The climate emergency, something the UK declared in 2019, prompted many to take action. Therefore, much of what we hear from investors on the topic of responsible investing has focused on environmental issues.
However, these are not the only considerations. The way our portfolio companies operate and manage the social aspect of their business matters to us as long-term investors. These include how they approach their workforce, the diversity of the executive team, health and safety, and how they take changing societal attitudes into account in action plans.
This is often referred to as social risk or opportunity management, or the “S” in ESG (Environmental, Social and Governance). This concept is now on the agenda, with many of these issues coming to the fore during the Covid-19 pandemic.
Take, for example, British companies that pay employees an actual living wage. Our research shows that a fair salary helps maintain a more productive and motivated workforce that is more likely to stay with the organization for longer. This reduces long-term staffing costs, increases employee retention, and increases experience. In short, paying a real living wage is a good long-term business decision.
The work of the Living Wage Foundation has been fantastic and we have supported the Living Wage Foundation campaign many times, engaging many of the UK’s top employers asking them to become certified live wage employers. This has been a huge success. Since we started participating alongside other investors in 2018, more than 50 UK companies we invest in are accredited employers.
As a responsible agent for the companies we invest in, how we engage with our workforce provides important insights. It can reveal the true culture of the company and help us form an opinion about whether the company is likely to remain profitable in the long run.
This may seem like a lot to infer, but the way a company deals with things like employee salaries, training and development, and working conditions can sometimes be more meaningful than reading a company’s mission statement or balance sheet. It gives a clear indication of how a company is managing its most important resource: its employees.
As companies continue to recover from the pandemic, they must consider how they can become stronger and more resilient. Companies that do not care about their workers and lack the skills and diverse perspectives in their leadership teams will struggle to meet the challenges of a rapidly changing environment.
In another example, last year the government introduced a tax on sugar in soft drinks. So we want to hear from the food companies we invest in how they adapt and promote healthy food. The number of fines for sugary products is likely to increase, and if not carefully managed, these companies will find that they have hard-to-sell products.
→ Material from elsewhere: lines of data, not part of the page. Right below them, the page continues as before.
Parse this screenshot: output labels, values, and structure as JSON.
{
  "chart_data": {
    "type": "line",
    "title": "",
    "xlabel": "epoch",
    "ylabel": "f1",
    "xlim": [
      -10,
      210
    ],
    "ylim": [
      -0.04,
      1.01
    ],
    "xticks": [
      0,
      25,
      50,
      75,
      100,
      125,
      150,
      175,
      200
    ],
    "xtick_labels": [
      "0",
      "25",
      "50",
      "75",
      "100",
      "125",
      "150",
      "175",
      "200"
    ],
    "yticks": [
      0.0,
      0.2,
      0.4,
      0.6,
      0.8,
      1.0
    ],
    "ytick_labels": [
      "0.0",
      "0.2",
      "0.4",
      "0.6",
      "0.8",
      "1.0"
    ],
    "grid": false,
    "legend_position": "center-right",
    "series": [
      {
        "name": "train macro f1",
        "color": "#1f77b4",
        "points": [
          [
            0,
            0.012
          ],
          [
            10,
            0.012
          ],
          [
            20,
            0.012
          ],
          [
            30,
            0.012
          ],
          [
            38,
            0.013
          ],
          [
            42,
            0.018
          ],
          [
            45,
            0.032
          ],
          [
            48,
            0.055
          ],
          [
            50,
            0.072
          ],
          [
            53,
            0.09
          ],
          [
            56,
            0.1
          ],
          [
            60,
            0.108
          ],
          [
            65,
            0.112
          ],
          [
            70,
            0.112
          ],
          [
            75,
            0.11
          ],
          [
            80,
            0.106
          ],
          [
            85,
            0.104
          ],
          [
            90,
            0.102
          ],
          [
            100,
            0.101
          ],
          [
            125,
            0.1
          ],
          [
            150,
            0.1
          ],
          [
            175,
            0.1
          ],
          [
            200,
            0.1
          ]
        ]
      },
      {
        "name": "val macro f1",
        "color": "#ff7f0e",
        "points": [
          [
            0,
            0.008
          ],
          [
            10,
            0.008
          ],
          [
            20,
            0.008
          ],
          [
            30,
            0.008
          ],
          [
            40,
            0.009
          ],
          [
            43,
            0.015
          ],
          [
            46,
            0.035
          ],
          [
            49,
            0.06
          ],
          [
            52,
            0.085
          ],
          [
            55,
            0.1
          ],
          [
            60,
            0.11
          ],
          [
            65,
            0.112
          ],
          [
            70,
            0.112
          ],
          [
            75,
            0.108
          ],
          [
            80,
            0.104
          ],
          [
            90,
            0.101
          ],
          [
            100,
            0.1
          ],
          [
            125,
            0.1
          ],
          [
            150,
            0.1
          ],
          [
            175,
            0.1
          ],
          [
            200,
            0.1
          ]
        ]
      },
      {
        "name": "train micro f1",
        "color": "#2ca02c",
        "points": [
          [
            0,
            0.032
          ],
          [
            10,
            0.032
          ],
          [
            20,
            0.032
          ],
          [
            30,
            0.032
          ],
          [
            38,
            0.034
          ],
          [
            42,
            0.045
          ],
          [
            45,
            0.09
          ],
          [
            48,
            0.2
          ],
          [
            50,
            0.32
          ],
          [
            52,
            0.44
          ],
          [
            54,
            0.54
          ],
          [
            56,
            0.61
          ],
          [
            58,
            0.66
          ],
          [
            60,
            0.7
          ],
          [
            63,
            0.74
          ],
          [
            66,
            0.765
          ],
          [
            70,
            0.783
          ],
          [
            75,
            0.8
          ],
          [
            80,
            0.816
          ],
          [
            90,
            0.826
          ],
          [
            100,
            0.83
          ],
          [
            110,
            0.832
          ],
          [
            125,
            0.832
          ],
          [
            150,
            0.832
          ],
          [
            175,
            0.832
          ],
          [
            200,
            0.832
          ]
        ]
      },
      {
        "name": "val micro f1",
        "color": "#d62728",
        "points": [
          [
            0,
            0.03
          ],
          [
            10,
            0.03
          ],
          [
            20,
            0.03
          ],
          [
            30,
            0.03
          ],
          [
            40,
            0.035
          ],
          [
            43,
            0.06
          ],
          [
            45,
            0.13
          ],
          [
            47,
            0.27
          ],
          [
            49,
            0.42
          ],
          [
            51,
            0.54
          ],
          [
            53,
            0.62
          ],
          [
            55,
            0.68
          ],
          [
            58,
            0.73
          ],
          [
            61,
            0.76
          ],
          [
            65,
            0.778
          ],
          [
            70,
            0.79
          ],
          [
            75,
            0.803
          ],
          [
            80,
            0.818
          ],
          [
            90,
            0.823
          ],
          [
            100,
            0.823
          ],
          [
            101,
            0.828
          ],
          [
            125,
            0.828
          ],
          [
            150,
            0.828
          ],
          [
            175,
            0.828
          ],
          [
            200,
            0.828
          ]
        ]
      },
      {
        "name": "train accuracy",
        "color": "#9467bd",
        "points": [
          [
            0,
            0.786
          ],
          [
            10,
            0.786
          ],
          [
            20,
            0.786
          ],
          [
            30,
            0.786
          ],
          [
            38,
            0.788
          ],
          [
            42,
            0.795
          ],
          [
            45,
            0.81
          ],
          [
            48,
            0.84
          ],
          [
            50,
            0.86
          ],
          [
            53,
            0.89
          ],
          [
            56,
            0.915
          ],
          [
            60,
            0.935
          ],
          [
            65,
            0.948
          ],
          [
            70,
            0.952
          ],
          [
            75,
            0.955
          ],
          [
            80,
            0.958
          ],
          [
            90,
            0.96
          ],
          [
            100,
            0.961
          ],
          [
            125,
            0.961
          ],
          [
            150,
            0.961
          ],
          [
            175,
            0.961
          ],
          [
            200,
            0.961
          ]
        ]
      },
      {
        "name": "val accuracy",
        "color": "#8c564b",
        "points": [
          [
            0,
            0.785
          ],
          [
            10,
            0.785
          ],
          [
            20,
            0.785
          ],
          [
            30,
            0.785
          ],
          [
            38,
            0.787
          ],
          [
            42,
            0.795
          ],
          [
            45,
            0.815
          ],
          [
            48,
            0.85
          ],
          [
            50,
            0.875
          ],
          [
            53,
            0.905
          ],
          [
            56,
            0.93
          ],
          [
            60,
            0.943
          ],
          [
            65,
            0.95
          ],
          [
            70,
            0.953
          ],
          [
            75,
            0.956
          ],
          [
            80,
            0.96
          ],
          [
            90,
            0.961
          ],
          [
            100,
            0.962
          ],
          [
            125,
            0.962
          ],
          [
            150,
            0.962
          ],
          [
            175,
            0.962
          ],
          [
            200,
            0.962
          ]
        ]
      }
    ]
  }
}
Manufacturers and retailers that advance the game by promoting healthy food ranges and building the right business relationships should be better positioned to be sustainable. Those who are late in reaction should expect to pay a premium for making changes to their business models very slowly.
For us at Nest, we have focused on the “S” in our approach to managing ESG issues for many years. We see these issues within environmental issues, social issues, and corporate governance as interconnected that must be addressed collectively.
Companies with well-functioning and diverse boards are in a stronger position to recognize the importance of environmental and social issues affecting their business and to take the necessary steps to manage them. These should be companies with a positive future and are also where we want to invest our members’ money.